Climate Campaigner Tasks African Youths on Cleaner Environment

Dike Onwuamaeze

The Convener of the Our Tomorrow, an NGO that is dedicated to the promotion of a safer, cleaner, and healthier environment in Africa, Mr. Emeka Obasi (Jnr), has charged the youth of Africa to galvinise action toward averting the climate crisis that is now staring Africa in the face.

The 21 years old Obasi, who is the son of the Publisher of Hallmark Newspaper, Mr. Emeka Obasi, gave the charge yesterday during the media presentation of the “Our Tomorrow- A Pollution and Climate Change Initiative” before a gathering of undergraduate students of the University of Lagos, because he “wants to make every African youth an effective voice for a safer environment.”

He said: “My target is to mobilise the teeming numbers of youth of Africa to achieve a critical mass of climate change advocates, whose voices will resonate loudly and clearly and catalyse positive action.

“We will use the awesome power of social media to create this unstoppable army and empower their voices in every country in Africa.”

He added that it is important that young people should become involved in the global effort to ensure that the earth is in a fit and proper condition to constitute a worthwhile inheritance. “Therefore, the effort to improve the environment should be championed by the youth because the world of tomorrow belongs to us,” he said.

Meanwhile the Founder and Chairman of Zinox Group, Mr.

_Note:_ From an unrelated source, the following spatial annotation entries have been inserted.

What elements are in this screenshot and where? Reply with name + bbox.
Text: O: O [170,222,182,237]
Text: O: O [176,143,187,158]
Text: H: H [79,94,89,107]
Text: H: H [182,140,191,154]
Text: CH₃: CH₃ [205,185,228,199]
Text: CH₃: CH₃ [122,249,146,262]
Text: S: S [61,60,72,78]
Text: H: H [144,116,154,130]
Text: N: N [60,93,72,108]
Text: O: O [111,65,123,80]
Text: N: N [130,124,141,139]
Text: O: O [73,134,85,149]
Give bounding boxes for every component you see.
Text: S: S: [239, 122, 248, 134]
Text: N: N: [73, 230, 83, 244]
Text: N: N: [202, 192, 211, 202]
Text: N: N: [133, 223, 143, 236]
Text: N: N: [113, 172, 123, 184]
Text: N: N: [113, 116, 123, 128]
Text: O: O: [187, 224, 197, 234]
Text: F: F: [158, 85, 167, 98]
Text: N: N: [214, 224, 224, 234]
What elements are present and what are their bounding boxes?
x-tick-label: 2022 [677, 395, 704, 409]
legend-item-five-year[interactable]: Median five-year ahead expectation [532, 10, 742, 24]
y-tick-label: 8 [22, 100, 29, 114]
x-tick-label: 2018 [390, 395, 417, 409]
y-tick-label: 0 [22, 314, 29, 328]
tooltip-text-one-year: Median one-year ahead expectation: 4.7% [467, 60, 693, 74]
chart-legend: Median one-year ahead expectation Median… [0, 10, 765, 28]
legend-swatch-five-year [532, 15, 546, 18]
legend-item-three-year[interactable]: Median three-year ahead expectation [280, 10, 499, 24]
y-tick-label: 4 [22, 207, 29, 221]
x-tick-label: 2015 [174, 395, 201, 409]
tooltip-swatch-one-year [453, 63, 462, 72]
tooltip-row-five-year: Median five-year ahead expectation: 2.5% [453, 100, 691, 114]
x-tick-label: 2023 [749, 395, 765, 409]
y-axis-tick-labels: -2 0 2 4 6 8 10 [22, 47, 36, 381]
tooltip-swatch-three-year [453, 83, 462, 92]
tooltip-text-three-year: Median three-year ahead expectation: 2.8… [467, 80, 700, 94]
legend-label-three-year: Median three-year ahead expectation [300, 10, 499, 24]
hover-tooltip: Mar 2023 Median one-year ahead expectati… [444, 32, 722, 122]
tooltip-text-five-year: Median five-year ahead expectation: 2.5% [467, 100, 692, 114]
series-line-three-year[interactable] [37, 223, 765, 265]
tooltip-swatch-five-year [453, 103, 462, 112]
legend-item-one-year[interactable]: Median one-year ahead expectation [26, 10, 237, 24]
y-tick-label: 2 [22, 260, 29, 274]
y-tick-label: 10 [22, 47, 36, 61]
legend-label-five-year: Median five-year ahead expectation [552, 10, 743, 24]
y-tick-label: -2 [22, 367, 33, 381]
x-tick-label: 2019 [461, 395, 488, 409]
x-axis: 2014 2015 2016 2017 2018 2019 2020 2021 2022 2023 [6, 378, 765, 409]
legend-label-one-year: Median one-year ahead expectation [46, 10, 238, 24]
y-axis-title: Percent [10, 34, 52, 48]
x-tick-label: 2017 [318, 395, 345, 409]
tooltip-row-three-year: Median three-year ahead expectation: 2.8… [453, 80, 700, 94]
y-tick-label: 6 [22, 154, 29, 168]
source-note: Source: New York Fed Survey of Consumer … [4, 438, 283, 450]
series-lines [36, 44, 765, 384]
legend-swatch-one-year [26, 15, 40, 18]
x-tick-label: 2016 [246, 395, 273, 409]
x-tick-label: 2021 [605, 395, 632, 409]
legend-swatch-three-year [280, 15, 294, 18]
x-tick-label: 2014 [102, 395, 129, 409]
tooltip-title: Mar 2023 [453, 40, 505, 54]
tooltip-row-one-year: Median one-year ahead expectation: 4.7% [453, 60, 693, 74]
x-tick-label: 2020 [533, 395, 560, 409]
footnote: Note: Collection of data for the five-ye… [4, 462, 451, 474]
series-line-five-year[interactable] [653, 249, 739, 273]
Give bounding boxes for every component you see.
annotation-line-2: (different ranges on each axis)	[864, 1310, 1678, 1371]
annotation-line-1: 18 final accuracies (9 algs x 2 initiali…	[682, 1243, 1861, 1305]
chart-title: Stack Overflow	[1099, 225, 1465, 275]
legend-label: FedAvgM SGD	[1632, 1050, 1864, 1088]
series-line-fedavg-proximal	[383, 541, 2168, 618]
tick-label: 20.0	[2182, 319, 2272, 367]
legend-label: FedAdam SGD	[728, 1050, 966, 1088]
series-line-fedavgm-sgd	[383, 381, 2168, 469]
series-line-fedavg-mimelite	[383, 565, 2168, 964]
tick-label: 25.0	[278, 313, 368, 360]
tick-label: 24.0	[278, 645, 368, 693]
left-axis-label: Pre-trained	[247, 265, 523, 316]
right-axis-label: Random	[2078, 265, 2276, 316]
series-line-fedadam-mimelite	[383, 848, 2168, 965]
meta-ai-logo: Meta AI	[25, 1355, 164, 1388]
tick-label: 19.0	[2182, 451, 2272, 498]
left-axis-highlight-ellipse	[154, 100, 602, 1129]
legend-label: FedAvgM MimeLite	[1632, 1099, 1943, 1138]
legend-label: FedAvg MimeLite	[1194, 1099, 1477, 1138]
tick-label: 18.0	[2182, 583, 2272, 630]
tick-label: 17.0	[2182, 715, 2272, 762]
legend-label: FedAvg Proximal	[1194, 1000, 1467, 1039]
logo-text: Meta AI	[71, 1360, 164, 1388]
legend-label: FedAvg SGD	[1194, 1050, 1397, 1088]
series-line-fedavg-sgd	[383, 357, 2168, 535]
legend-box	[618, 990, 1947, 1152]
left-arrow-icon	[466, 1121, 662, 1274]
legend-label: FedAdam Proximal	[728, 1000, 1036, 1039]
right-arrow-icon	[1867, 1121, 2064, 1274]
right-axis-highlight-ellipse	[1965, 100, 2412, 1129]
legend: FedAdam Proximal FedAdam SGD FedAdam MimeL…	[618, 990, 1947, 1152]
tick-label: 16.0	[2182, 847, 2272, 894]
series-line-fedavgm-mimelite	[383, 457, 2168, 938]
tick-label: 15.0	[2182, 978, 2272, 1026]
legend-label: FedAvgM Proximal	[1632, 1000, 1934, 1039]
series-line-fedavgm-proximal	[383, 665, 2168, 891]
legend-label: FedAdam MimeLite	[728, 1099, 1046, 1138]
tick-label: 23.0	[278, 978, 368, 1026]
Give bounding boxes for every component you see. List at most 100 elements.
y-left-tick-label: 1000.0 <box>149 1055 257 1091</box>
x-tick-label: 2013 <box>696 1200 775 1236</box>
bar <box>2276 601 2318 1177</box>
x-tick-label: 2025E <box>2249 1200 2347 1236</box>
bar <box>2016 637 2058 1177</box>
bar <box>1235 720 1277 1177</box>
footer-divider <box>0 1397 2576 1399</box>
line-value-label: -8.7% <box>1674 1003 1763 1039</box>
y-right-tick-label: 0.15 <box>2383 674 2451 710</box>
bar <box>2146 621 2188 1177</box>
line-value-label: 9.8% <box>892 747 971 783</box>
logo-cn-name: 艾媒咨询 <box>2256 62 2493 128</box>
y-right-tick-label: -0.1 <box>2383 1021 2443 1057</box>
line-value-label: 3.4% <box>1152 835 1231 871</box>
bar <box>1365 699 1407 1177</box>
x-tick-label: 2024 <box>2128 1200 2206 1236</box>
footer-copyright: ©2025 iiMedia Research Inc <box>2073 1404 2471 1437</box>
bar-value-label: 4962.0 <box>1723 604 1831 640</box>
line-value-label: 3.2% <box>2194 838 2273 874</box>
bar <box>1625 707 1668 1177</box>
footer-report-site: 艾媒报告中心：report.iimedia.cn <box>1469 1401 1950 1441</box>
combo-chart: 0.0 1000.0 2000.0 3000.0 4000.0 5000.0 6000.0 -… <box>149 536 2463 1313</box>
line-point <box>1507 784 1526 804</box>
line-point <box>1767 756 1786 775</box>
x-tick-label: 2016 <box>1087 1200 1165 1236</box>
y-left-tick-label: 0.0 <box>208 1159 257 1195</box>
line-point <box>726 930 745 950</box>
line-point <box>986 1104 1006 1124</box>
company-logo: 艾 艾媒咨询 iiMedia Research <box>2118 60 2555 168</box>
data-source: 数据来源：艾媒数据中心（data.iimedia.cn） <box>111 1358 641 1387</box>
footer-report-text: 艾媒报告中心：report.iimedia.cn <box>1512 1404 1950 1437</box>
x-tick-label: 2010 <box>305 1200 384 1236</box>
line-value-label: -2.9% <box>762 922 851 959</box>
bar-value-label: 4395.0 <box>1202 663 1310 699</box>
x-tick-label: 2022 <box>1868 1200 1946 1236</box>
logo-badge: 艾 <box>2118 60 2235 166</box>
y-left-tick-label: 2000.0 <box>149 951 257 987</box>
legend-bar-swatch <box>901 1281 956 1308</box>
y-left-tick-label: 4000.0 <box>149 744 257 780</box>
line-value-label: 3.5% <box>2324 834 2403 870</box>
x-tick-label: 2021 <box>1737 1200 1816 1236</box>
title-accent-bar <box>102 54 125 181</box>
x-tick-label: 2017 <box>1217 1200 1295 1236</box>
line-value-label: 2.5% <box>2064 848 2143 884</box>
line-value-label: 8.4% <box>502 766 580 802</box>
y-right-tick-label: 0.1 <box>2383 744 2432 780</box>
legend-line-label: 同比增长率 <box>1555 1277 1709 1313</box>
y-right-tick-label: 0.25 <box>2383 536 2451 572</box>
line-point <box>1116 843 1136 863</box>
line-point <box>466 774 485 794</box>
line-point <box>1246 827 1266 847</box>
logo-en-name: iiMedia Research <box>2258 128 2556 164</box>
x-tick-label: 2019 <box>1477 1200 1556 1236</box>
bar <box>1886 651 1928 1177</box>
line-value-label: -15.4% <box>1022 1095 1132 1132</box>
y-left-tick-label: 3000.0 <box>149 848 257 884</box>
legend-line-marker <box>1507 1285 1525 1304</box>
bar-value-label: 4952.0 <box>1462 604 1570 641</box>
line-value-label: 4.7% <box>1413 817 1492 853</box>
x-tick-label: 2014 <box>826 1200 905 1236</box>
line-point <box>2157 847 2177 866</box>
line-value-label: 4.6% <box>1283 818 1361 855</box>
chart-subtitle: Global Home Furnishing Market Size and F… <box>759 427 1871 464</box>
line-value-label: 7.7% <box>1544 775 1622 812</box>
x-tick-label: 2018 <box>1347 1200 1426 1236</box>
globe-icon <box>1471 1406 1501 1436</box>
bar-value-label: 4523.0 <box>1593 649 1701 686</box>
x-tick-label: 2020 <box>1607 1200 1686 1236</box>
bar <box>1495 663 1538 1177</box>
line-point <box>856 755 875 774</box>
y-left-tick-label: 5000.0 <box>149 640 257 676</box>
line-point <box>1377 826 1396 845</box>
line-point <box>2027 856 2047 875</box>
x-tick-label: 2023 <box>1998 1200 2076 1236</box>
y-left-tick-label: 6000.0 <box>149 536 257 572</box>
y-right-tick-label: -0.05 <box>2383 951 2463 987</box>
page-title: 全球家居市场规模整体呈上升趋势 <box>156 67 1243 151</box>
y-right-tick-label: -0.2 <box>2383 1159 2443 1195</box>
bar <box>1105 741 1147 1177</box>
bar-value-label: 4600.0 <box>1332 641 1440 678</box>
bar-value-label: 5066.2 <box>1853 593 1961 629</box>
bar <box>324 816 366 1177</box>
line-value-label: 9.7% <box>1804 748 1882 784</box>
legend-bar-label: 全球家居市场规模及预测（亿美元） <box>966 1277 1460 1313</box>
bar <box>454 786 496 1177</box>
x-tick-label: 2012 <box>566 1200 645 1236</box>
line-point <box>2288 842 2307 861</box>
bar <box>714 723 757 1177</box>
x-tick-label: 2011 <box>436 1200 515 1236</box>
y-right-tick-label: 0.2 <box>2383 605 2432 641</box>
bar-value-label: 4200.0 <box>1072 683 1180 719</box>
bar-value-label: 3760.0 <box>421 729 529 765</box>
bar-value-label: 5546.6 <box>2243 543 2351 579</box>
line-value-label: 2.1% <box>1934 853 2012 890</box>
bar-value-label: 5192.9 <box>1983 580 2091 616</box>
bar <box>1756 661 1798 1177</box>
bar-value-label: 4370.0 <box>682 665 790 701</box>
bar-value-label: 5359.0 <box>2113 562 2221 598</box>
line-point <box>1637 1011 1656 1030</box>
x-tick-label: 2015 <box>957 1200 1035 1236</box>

Leo Stan Ekeh, has commended Obasi for providing solutions to, and leading the campaign for, a safer environment.

The three cardinal agenda of the Our Tomorrow, according to Obasi, are “to wake up the African youth to the reality of the existential threat climate poses to their future” and also to “sensitise African leaders, both at the government, corporate and governmental levels, to heed the clarion call for sustained action against climate change.”

The agenda also included the mobilisation of “resources, both material and human, to campaign and create sustained awareness of Africans, especially the youth, on the need to be actively involved in the battle to save the environment for their future and that of future generations.”

Obasi also identified ignorance of the problems of the environment and the challenges they pose as a major hindrance to providing sustainable solutions sustainable to these problems.

“I find such level of ignorance inexcusable, and almost unforgivable. What it underlines is the cute lack of deliberate policies to create awareness among the younger generation of Africans,” he said.